A range of ports specified in a VARY TCPIP,,OBEYFILE command data set are added to the list of ports already reserved.
Any user can use a port that is not reserved by a PORT or PORTRANGE statement. If you have TCP/IP hosts in your network that reserve ports in the range 1 - 1023 for privileged applications, you should reserve them either with this statement, the PORT statement, or the RESTRICTLOWPORTS parameter on the TCPCONFIG or UDPCONFIG statements.
If you are reserving ports for the INADDRANYPORT() parameter in the BPXPRMxx SYS1.PARMLIB member, you must specify the name of the started JCL procedure for the z/OS UNIX kernel address space to enable any application (except for applications using the Pascal API) to bind to the port.
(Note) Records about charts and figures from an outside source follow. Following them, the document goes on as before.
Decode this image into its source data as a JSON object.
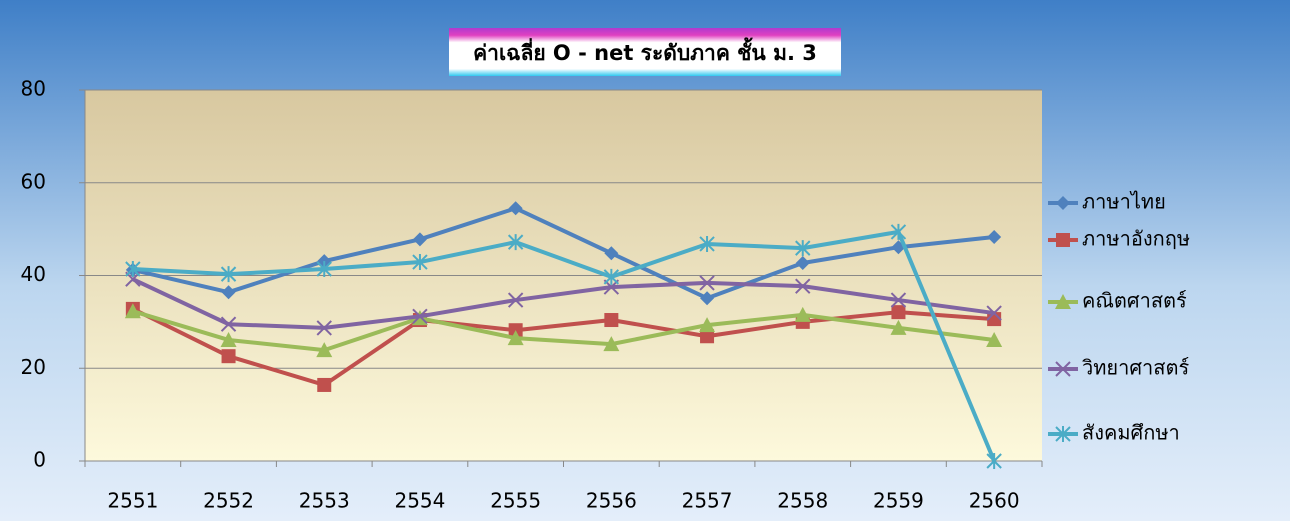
{
  "chart_data": {
    "type": "line",
    "title": "ค่าเฉลี่ย O - net ระดับภาค ชั้น ม. 3",
    "categories": [
      "2551",
      "2552",
      "2553",
      "2554",
      "2555",
      "2556",
      "2557",
      "2558",
      "2559",
      "2560"
    ],
    "ylim": [
      0,
      80
    ],
    "yticks": [
      0,
      20,
      40,
      60,
      80
    ],
    "grid": true,
    "legend": "right",
    "series": [
      {
        "name": "ภาษาไทย",
        "color": "#4f81bd",
        "marker": "diamond",
        "values": [
          41.2,
          36.4,
          43.1,
          47.8,
          54.5,
          44.8,
          35.1,
          42.7,
          46.1,
          48.3
        ]
      },
      {
        "name": "ภาษาอังกฤษ",
        "color": "#c0504d",
        "marker": "square",
        "values": [
          32.8,
          22.6,
          16.4,
          30.4,
          28.2,
          30.4,
          26.9,
          30.0,
          32.1,
          30.6
        ]
      },
      {
        "name": "คณิตศาสตร์",
        "color": "#9bbb59",
        "marker": "triangle",
        "values": [
          32.3,
          26.1,
          23.9,
          30.8,
          26.5,
          25.2,
          29.3,
          31.5,
          28.7,
          26.1
        ]
      },
      {
        "name": "วิทยาศาสตร์",
        "color": "#8064a2",
        "marker": "x",
        "values": [
          39.2,
          29.5,
          28.7,
          31.2,
          34.7,
          37.5,
          38.4,
          37.7,
          34.7,
          31.9
        ]
      },
      {
        "name": "สังคมศึกษา",
        "color": "#4bacc6",
        "marker": "star",
        "values": [
          41.4,
          40.3,
          41.4,
          42.9,
          47.2,
          39.7,
          46.8,
          45.9,
          49.4,
          0
        ]
      }
    ]
  }
}
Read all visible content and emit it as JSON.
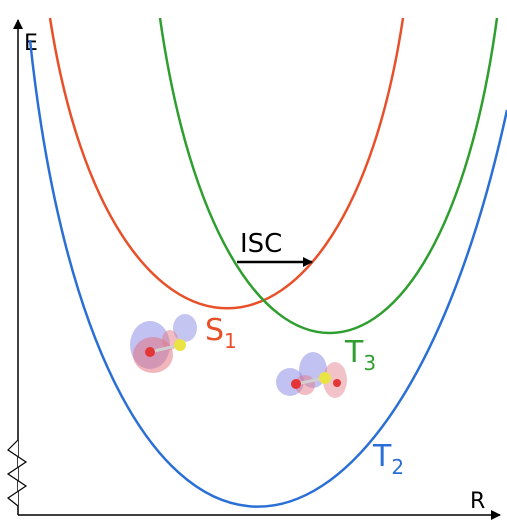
{
  "axes": {
    "y_label": "E",
    "x_label": "R"
  },
  "transition": {
    "label": "ISC"
  },
  "states": [
    {
      "letter": "S",
      "sub": "1",
      "color": "#e8502a"
    },
    {
      "letter": "T",
      "sub": "3",
      "color": "#2e9e2e"
    },
    {
      "letter": "T",
      "sub": "2",
      "color": "#2a6fd6"
    }
  ]
}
This name is typically OMVS unless a different name is explicitly specified in the STARTUP_PROC parameter in the BPXPRMxx parmlib member. See z/OS MVS Initialization and Tuning Reference for more details about the STARTUP_PROC parameter. You can use IBM® Health Checker for z/OS enhancements to check whether the range of ports specified by the INADDRANYPORT and INADDRANYCOUNT parameter of the BPXPRMxx parmlib member is reserved for OMVS on the TCP/IP stack when operating in a CINET environment. For more details about IBM Health Checker for z/OS enhancements, see the IBM Health Checker for z/OS enhancements information in the z/OS Communications Server: IP Diagnosis Guide
The NOSMCR option is enforced during TCP bind() processing. To allow servers that bind to a port in this range that is configured with the NOSMCR option to use SMC-R communications, you need to perform the following steps:
1. Delete the existing port reservations by using the VARY TCPIP,,OBEYFILE command with a data set that contains a DELETE PORTRANGE statement.
2. Create reservations for the port by using the VARY TCPIP,,OBEYFILE command with a data set that contains a PORTRANGE statement without the NOSMCR parameter.
3. Stop and restart the servers that use the ports.